CCIA's Black Applauds Supreme Court Decision to Throw Out Rule Protecting Junk Patents
File Under: 2007, Copyright, News
Jan 7, 2007
Washington, D.C. - Commenting on the Supreme Court's 8-1 reversal of the U.S. Court of Appeals for the Federal Circuit in today's patent case, MedImmune Inc. v. Genentech Inc. (No. 05-608), Ed Black, President and CEO of the Computer & Communications Industry Association said, "Yet again, the Supreme Court has thrown out a ruling that perpetuates dysfunctions in the patent system." He added, "This marks yet another occasion where the Court has clamped down on the Federal Circuit's wayward jurisprudence."CCIA has previously highlighted the Federal Circuit’s patent-happy activism to the Supreme Court in amicus briefs. It has repeatedly called for the reversal of decisions that subject innovators to abuse from junk patents.
In today’s decision, the Supreme Court rejects the Federal Circuit's 2004 Gen-Probe rule, under which a patent licensee had no judicial "standing" to challenge a patent - even junk patent - so long as it was licensing the patent from its owner. This rule required the licensee to break the agreement before it could ask a court to invalidate the patent. Because breaking a license agreement means expensive, high-stakes litigation, the Federal Circuit’s now-invalidated rule created risk and uncertainty for innovators.

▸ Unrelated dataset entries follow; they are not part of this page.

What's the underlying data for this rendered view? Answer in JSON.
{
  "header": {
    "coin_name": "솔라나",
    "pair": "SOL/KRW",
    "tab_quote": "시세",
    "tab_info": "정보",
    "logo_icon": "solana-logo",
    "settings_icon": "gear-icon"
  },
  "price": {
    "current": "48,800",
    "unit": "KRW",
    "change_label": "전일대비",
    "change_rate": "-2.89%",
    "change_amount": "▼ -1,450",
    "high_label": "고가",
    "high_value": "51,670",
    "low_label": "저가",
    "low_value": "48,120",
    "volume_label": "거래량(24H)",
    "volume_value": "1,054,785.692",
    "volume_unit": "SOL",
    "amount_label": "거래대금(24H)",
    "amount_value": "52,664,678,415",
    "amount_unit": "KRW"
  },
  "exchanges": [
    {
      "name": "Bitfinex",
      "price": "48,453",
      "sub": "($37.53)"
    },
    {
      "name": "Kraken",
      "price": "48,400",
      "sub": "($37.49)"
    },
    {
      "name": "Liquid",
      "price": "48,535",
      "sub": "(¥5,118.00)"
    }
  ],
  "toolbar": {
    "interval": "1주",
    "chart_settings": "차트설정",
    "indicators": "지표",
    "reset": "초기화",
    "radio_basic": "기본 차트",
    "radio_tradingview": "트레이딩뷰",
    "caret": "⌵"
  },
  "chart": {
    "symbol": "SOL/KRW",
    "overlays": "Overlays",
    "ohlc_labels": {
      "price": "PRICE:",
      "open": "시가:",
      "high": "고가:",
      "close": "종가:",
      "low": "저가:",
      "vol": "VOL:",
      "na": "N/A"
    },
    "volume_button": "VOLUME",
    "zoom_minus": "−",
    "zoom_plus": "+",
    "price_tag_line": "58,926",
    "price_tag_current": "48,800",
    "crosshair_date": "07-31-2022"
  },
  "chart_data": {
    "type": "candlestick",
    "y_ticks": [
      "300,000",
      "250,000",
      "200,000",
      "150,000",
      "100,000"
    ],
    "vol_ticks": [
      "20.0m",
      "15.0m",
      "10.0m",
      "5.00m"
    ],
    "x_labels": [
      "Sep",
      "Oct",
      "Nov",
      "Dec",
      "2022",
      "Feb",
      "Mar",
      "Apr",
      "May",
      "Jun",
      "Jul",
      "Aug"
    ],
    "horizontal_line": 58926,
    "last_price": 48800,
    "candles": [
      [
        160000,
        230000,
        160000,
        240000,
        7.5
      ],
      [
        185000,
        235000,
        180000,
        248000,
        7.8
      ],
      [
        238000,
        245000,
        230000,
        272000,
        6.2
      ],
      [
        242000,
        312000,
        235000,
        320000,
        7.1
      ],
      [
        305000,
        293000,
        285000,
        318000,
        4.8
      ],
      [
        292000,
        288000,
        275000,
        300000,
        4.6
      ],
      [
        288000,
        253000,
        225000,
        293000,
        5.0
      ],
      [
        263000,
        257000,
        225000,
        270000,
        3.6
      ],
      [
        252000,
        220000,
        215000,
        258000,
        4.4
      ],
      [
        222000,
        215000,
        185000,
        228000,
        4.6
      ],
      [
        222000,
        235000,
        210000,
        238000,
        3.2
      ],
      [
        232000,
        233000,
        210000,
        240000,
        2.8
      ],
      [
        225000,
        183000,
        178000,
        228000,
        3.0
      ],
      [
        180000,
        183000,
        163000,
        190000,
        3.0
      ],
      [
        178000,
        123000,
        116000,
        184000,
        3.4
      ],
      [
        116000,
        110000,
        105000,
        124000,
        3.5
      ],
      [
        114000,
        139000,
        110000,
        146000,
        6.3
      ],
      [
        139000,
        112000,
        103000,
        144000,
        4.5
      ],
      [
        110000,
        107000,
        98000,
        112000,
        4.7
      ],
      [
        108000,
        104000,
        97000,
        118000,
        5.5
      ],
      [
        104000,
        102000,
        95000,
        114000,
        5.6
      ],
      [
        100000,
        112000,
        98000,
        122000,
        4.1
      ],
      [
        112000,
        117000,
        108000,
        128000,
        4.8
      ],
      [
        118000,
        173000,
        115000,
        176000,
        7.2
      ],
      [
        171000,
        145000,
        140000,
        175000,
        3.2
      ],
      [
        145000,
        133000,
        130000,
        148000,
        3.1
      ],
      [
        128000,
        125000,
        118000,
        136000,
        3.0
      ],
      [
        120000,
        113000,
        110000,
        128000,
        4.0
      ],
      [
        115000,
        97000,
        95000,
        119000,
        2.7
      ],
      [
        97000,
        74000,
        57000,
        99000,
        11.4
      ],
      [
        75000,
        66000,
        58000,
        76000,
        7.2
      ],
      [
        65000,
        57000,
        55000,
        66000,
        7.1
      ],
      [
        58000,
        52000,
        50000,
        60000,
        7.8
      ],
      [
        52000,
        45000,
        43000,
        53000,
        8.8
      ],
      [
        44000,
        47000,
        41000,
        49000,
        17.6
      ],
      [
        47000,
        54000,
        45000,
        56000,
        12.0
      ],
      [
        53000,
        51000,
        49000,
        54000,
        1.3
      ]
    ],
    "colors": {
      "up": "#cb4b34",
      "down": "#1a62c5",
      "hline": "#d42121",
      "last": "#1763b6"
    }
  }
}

Today’s Supreme Court ruling clears the way for timely challenges to junk patents that impede innovation.
About CCIA
CCIA is an international, nonprofit association of computer and communications industry firms, representing a broad cross section of the industry. CCIA is dedicated to preserving full, fair and open competition throughout our industry. Our members employ more than 600,000 workers and generate annual revenues in excess of $200 billion.